Well, to be honest, no. I love Ayrshires -- they're a very elegant cow, as dairy cattle go, and they are on the American Livestock Breeds Conservancy watch list, but when I'm being realistic I know there's no way I want to be interacting with them on a daily basis. We hobby farmed in the '70s. I've known the joys of being cow-kicked while sitting on a milking stool, getting slapped in the face with a urine soaked tail, and having a case of contact dermatitis that had my hands itching for months on end. One of life's little ironies is that much as I love cows, I'm allergic to them. Besides, as the MMWR article made clear, a full-grown cow can kill a person without even meaning to. A mature Ayrshire can weigh 1100 pounds. All she has to do is sidestep unexpectedly, shove you up against a barn wall, and you've got cracked ribs or worse.
I would, however, like to treat the farm, the retirement bunker in Michigan's upper peninsula, as an actual farm. I like the idea of having some chickens wandering around, maybe some geese, and perhaps a few goats. And whatever we get, I'll try to pick it from the endangered livestock breeds lists, which is what a person who hobby farms should be doing anyway. The heritage breeds can tolerate the unpredictable conditions of a hobby farm where the breeds used for modern industrialized agriculture cannot.
When most people think of endangered species, they don't think of Pineywood cattle or Gloucestershire Old Spots pigs, but, thanks to industrialized agriculture, quite a few livestock breeds have either gone extinct or are close to it. Most dairy operations are 100% Holstein (the classic black-and-white cows in the Chik-Fil-A ads; which is another irony, using dairy cattle instead of beef to encourage people to eat chicken). Many of the other dairy breeds -- Ayrshires, Guernseys, brown Swiss, milking shorthorns, even Jerseys (Elsie the Borden cow is a Jersey) -- are harder and harder to find.

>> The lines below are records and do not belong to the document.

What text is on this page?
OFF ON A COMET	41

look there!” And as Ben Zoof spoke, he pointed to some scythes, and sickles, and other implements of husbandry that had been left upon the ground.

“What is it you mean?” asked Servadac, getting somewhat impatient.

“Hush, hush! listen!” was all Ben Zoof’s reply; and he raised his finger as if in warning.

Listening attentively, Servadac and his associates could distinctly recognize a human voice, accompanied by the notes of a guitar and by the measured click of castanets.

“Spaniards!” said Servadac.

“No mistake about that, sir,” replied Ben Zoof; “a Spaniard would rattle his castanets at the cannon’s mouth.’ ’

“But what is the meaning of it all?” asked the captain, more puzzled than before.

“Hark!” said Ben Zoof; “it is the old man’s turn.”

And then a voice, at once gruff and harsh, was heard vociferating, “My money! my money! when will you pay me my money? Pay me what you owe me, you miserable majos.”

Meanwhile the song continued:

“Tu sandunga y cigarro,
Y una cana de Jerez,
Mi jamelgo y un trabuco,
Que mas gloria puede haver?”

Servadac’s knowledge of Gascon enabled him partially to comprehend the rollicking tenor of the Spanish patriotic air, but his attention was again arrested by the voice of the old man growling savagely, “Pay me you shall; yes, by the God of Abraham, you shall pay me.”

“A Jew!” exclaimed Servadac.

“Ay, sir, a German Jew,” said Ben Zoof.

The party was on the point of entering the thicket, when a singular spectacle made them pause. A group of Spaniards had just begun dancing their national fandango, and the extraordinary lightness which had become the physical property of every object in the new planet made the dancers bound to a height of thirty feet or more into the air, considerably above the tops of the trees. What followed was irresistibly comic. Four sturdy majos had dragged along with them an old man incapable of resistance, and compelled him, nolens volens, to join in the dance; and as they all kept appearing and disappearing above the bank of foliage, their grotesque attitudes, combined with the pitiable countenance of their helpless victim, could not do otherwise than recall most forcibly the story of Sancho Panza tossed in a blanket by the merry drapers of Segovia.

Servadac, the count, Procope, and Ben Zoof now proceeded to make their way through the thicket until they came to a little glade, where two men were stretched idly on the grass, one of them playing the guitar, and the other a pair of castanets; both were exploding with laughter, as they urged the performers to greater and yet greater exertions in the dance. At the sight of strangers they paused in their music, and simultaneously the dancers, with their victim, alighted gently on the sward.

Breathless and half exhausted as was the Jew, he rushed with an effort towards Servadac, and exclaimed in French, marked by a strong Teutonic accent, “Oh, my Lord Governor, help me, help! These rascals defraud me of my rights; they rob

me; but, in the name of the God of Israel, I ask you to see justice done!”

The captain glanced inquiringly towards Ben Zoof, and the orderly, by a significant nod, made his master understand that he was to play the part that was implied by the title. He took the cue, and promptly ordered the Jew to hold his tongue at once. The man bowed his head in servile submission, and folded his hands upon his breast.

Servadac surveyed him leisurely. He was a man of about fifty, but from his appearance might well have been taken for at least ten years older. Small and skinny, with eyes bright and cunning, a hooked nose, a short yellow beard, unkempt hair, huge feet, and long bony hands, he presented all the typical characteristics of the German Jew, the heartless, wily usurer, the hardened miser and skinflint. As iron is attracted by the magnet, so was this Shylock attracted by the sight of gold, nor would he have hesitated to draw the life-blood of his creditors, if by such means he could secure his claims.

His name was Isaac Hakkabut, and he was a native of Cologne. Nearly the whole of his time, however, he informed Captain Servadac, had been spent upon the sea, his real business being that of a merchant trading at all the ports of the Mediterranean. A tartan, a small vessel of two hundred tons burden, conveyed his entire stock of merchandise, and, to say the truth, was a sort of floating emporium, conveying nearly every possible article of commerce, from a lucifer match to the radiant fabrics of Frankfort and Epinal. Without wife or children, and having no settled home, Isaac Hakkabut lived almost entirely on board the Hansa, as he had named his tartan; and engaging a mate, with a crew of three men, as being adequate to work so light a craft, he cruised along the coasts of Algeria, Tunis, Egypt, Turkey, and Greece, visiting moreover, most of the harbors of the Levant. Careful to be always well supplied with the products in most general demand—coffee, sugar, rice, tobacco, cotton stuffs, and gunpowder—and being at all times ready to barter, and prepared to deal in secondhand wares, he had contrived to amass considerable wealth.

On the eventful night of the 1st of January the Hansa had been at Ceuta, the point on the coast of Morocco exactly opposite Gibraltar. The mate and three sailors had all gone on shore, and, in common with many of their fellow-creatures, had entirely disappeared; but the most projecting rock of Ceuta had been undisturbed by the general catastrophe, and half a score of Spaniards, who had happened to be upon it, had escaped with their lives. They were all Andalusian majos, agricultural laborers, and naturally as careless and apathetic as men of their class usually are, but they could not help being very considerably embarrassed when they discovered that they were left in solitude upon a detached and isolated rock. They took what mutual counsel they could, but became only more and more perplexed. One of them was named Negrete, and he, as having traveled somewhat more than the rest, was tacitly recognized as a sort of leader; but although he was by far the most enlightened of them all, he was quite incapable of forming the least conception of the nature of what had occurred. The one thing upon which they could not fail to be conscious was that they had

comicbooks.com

Same thing is happening with poultry -- Tyson and the other industrialized operations have bred varieties of chickens and turkeys that could not possibly survive on a traditional "family" farm. The emphasis on breast development in turkeys has meant that for many years the birds sold by Jenny O and the other big companies have had to be artificially inseminated -- the birds lost the ability to reproduce without help several decades ago. Ditto chickens -- breeding for lots of breast meat results in birds that can't mate naturally.
So I'll get a few chickens, some white Chinese geese (tempting though it is to get the gray Africans instead -- the Africans we had back in the '70s were the only "watchdogs" we've ever had that prevented Jehovah's Witnesses from getting out of their cars), and some goats to serve as brush cutters. Life will be good, albeit regretfully cow-free.